So he arose, and ate and drank; and he went in the strength of that food forty days and forty nights as far as Horeb, the mountain of God. And there he went into a cave, and spent the night in that place; and behold, the word of the Lord came to him, and He said to him, “What are you doing here, Elijah?” I Kings 19:8-9 ESV
In the writing of my recent doctoral thesis I spent a considerable amount of time studying Elijah’s encounter with God on Mount Horeb as described in I Kings chapter 19. I found this account to be encouraging and relevant in many ways.

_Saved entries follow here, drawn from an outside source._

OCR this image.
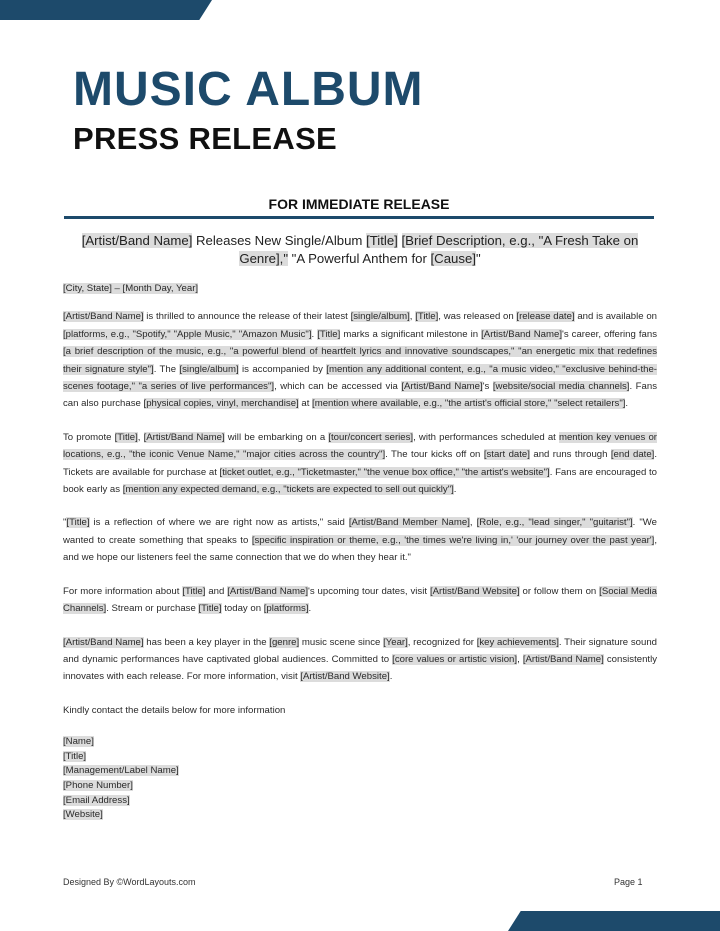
MUSIC ALBUM
PRESS RELEASE
FOR IMMEDIATE RELEASE
[Artist/Band Name] Releases New Single/Album [Title] [Brief Description, e.g., "A Fresh Take on Genre]," "A Powerful Anthem for [Cause]"

[City, State] – [Month Day, Year]

[Artist/Band Name] is thrilled to announce the release of their latest [single/album], [Title], was released on [release date] and is available on [platforms, e.g., "Spotify," "Apple Music," "Amazon Music"]. [Title] marks a significant milestone in [Artist/Band Name]'s career, offering fans [a brief description of the music, e.g., "a powerful blend of heartfelt lyrics and innovative soundscapes," "an energetic mix that redefines their signature style"]. The [single/album] is accompanied by [mention any additional content, e.g., "a music video," "exclusive behind-the-scenes footage," "a series of live performances"], which can be accessed via [Artist/Band Name]'s [website/social media channels]. Fans can also purchase [physical copies, vinyl, merchandise] at [mention where available, e.g., "the artist's official store," "select retailers"].

To promote [Title], [Artist/Band Name] will be embarking on a [tour/concert series], with performances scheduled at mention key venues or locations, e.g., "the iconic Venue Name," "major cities across the country"]. The tour kicks off on [start date] and runs through [end date]. Tickets are available for purchase at [ticket outlet, e.g., "Ticketmaster," "the venue box office," "the artist's website"]. Fans are encouraged to book early as [mention any expected demand, e.g., "tickets are expected to sell out quickly"].

"[Title] is a reflection of where we are right now as artists," said [Artist/Band Member Name], [Role, e.g., "lead singer," "guitarist"]. "We wanted to create something that speaks to [specific inspiration or theme, e.g., 'the times we're living in,' 'our journey over the past year'], and we hope our listeners feel the same connection that we do when they hear it."

For more information about [Title] and [Artist/Band Name]'s upcoming tour dates, visit [Artist/Band Website] or follow them on [Social Media Channels]. Stream or purchase [Title] today on [platforms].

[Artist/Band Name] has been a key player in the [genre] music scene since [Year], recognized for [key achievements]. Their signature sound and dynamic performances have captivated global audiences. Committed to [core values or artistic vision], [Artist/Band Name] consistently innovates with each release. For more information, visit [Artist/Band Website].

Kindly contact the details below for more information

[Name]
[Title]
[Management/Label Name]
[Phone Number]
[Email Address]
[Website]
Designed By ©WordLayouts.com	Page 1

Elijah is despondent and critically depressed. He feels alone and is so frustrated by the apparent failure of his mission as a prophet that he begs God to die. After being revived by an angel and making a supernatural journey he arrives at Mount Horeb very possibly at the same cleft in the rock where God revealed himself to Moses nearly 700 years earlier.
God greets Elijah with a question. “What are you doing here Elijah?” It is easy to see this as a sharp rebuke of the Old Testament prophet, for surely he was far beyond the bounds of his post, and the narrative implies that he was looking for some sort of dramatic theophanic experience similar to that of Moses that would validate his role as a prophet of Israel.

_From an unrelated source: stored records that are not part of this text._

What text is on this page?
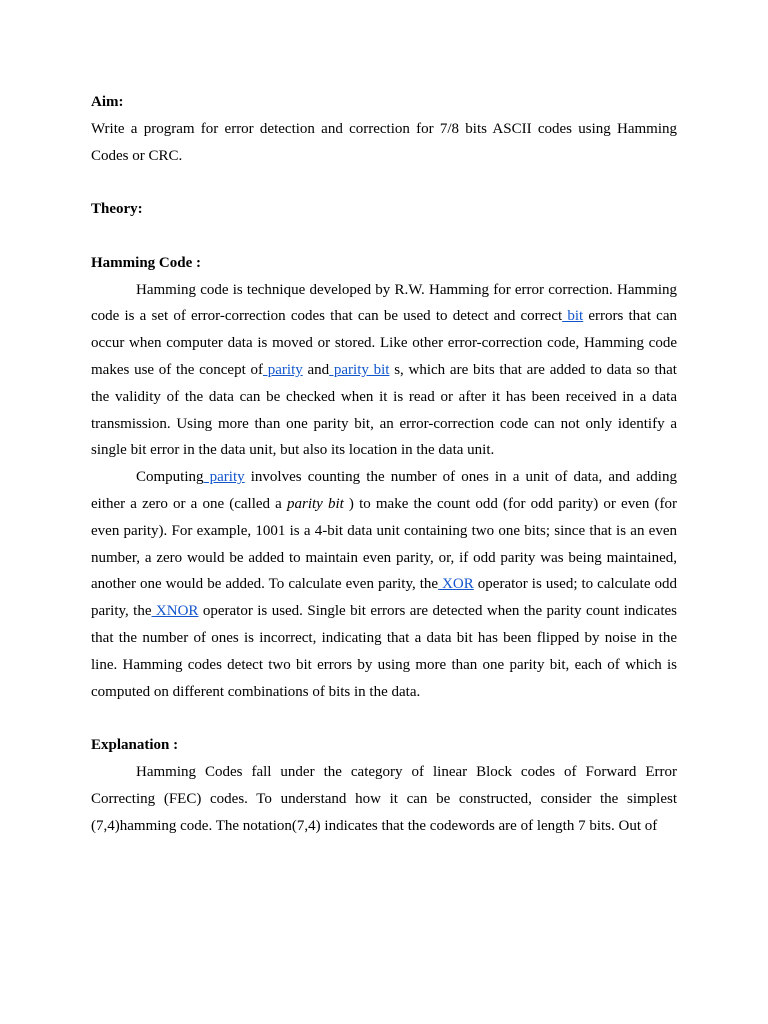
Aim:

Write a program for error detection and correction for 7/8 bits ASCII codes using Hamming Codes or CRC.

Theory:
Hamming Code :

Hamming code is technique developed by R.W. Hamming for error correction. Hamming code is a set of error-correction codes that can be used to detect and correct bit errors that can occur when computer data is moved or stored. Like other error-correction code, Hamming code makes use of the concept of parity and parity bit s, which are bits that are added to data so that the validity of the data can be checked when it is read or after it has been received in a data transmission. Using more than one parity bit, an error-correction code can not only identify a single bit error in the data unit, but also its location in the data unit.

Computing parity involves counting the number of ones in a unit of data, and adding either a zero or a one (called a parity bit ) to make the count odd (for odd parity) or even (for even parity). For example, 1001 is a 4-bit data unit containing two one bits; since that is an even number, a zero would be added to maintain even parity, or, if odd parity was being maintained, another one would be added. To calculate even parity, the XOR operator is used; to calculate odd parity, the XNOR operator is used. Single bit errors are detected when the parity count indicates that the number of ones is incorrect, indicating that a data bit has been flipped by noise in the line. Hamming codes detect two bit errors by using more than one parity bit, each of which is computed on different combinations of bits in the data.

Explanation :

Hamming Codes fall under the category of linear Block codes of Forward Error Correcting (FEC) codes. To understand how it can be constructed, consider the simplest (7,4)hamming code. The notation(7,4) indicates that the codewords are of length 7 bits. Out of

Former president of Southwestern Seminary, Russel Dilday, sees great compassion in these words: “Though it contains the sting of a divine rebuke, it seems to have been God’s gracious way of inviting Elijah to pour out his heart. When Jesus appeared to the disciples on the Emmaus Road, they were depressed about the things that had happened in Jerusalem; and the Lord asked them, “What things?” Of course Jesus knew ‘what things.’ He had asked not for information, but to encourage them to unload the burden of their hearts. God did the same for Elijah.”
Many of us who like Elijah have journeyed to remote regions seeking a word from God have sensed this question in our hearts, “what are you doing here?” Maybe you have heard a similar questioning from God and received it as a stinging rebuke. What if there is more to our Father’s heart than we quickly perceive? What if the omniscient sovereign King of the universe is actually lovingly drawing us to pour out our hearts to Him and in return receive a deeper redemptive understanding of His plans and purposes for us?
During this unprecedented and confusing time as our world begins to slowly reopen from the COVID-19 pandemic, may you take comfort in knowing that God is aware of your frustrations and concerns. He is present and powerful. Perhaps in all the questions and uncertainties He is lovingly pointing you to a deeper redemptive understanding.